A little background: Soul of the ’70s is a Time Life CD collection of 150 songs on 10 CDs (you can upgrade to the deluxe set of 270 songs on 18 CDs if you have a serious craving for more soul in your life). The set focuses on the Golden Era of soul music – funky, sweet and hot – which we all grooved to on the radio, for the most part. Sure, a song would get under your skin to the point where you just had to buy the record, but hey, most of us could only dream of the comprehensive music library that would have ALL the soul music we loved.

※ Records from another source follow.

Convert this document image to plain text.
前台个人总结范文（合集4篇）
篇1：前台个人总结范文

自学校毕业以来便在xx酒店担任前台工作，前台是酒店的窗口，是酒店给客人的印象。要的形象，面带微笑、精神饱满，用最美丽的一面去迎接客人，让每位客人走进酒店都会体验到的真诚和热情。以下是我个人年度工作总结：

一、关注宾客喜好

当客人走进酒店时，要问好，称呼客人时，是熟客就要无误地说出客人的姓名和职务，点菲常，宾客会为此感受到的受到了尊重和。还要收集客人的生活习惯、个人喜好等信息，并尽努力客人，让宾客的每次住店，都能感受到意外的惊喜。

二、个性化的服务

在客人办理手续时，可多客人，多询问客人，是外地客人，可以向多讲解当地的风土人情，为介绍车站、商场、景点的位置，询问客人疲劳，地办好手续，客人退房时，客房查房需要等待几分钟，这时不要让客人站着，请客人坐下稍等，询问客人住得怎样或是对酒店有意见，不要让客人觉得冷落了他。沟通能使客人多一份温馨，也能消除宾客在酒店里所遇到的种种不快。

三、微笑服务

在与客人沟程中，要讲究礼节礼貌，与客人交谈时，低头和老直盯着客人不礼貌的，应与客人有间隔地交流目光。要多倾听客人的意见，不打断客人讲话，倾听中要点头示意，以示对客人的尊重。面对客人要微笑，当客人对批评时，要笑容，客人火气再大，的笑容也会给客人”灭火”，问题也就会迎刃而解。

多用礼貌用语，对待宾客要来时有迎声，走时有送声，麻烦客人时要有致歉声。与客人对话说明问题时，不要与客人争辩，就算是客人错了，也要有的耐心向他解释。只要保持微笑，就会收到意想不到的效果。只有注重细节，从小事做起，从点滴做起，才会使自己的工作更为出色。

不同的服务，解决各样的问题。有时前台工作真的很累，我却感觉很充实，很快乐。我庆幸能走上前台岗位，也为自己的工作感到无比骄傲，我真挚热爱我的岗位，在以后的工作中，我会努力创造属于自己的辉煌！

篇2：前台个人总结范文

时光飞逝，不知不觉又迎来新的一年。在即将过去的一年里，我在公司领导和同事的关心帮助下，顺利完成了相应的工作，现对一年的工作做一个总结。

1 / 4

We had to keep tuning in to our favorite soul station, hoping to hear Marvin Gaye asking “What’s Going On” or Stevie Wonder singing to his “Cherie Amour”.
So while most of the comments are 4 or 5 stars from satisfied customers, metfan from Long Island rated Soul of the 70s only one star. His gripe? Some songs are original radio versions, as opposed to the longer versions some artists released on the album. He goes on to admit that people want the songs the way they heard them on the radio, but he feels the artist’s album version is superior. He suggests that we’d be happier if we shopped for full-length hits on anthologies.
I consider myself a real soul music lover, but that would be an investment of time and money I’m not likely to make. Besides, I want the exact song I sang along with back in the 70s, even if it is the radio hit version. And I really want the liner notes booklet by Nelson George.